The Work

May 27, 2009 4:13 PM

Law Firms Line Up for a Little IPO Action

Posted by Brian Baxter

UPDATE: 7:00 p.m., May 27. This story has been updated with the Max Property Group IPO--the largest IPO in Europe so far this year.

Today brings some good news for corporate lawyers who are sick and tired of reading about the downturn in global M&A activity: IPOs are back!

On Tuesday PennyMac Mortgage Investment Trust, a Calabasa, Calif.-based  investment firm headed by the former president of embattled home lender Countrywide Financial, announced it had filed papers with the SEC for a $750 million IPO.

PennyMac is owned by the Private National Mortgage Acceptance Company (PNMAC), which is backed by New York-based money manager BlackRock and suburban Boston-based hedge fund Highfields Capital. The IPO does not have a timetable yet, but the company plans to operate as a REIT after the offering.

Sidley Austin corporate partners Edward Fine and J. Gerard Cummins and global securities group head Edward Petrosky are advising PennyMac on the IPO.

Sullivan & Cromwell private equity group cohead Alison Ressler and corporate partner Patrick Brown in Los Angeles advised PennyMac underwriters Merrill Lynch, Credit Suisse, and Deutsche Bank Securities.

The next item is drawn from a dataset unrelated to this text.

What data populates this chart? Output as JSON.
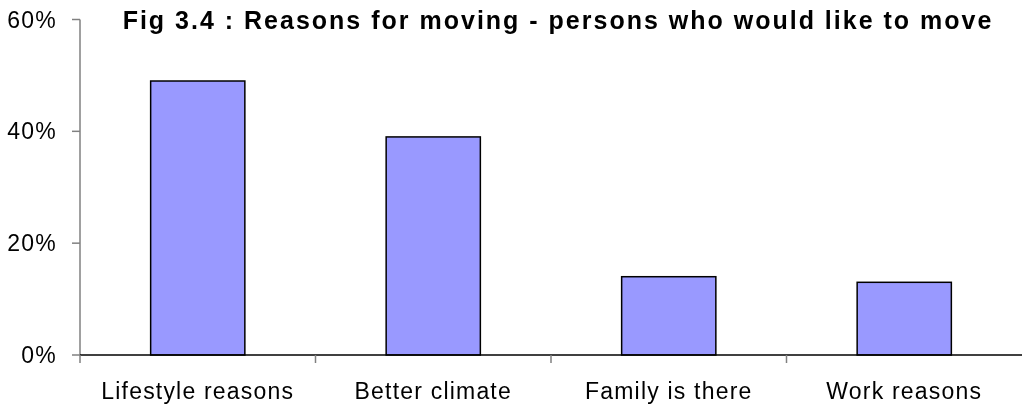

The PennyMac announcement comes on the heels of three IPOs completed within the past week that raised more than $500 million--share issuances that had some observers hearkening back to the glory days of the late nineties, if only for a moment.

New York-based asset management firm Och-Ziff Capital Management is backing a London property IPO for Channel Islands-based Max Property Group, which hopes to raise $306 million on a sub-market of London's stock exchange.

Skadden, Arps, Slate, Meagher & Flom tax partners James Anderson in London and Pamela Endreny in New York are advising Och-Ziff on the IPO, which is expected to close on Wednesday as the largest IPO in Europe so far this year.

Austin-based SolarWinds, a computer network repair and maintenance company that remarkably, has nothing to do with power or energy, raised a whopping $151 million through its IPO.

Wilson Sonsini Goodrich & Rosati partners Paul Tobias and J. Robert Suffoletta, Jr., advised SolarWinds, which is backed by Bain Capital Ventures and Insight Venture Partners.

Fenwick & West partners Laird Simons III and Robert Freedman advised SolarWinds underwriters JPMorgan Chase, Goldman Sachs, and Morgan Stanley.

OpenTable, an online restaurant reservation service, also got in on the IPO action, tapping Latham & Watkins emerging company practice cochair Patrick Pohlen for an offering that raised more than $60 million.

Davis Polk & Wardwell partner Alan Denenberg advised OpenTable underwriters Merrill Lynch, Stifel Financial, and private investment bank Allen & Company.

Founded in San Francisco in 1998, OpenTable was backed by venture capital firms Benchmark Capital Partners, Impact Venture Partners, Integral Capital Partners, Venture Frogs Fund, and W Capital Partners, hedge fund Pacific Asset Partners, and other investors like Charles Schwab, IAC/InterActiveCorp, Citysearch, and Zagat. Many sold their entire stake in the company through the IPO.

Unfortunately a suspiciously-timed patent infringement suit rained on OpenTable's IPO party. The suit was filed in U.S. district court in San Francisco by investment firm Mount Hamilton Partners (MHP). MHP is represented by Pillsbury Winthrop Shaw Pittman IP chair James Gatto and associate Benjamin Duranske, founder of the Virtually Blind law blog.

Now flush with cash, at least OpenTable won't have to worry about costly IP litigation. Counsel for the company was not yet immediately available.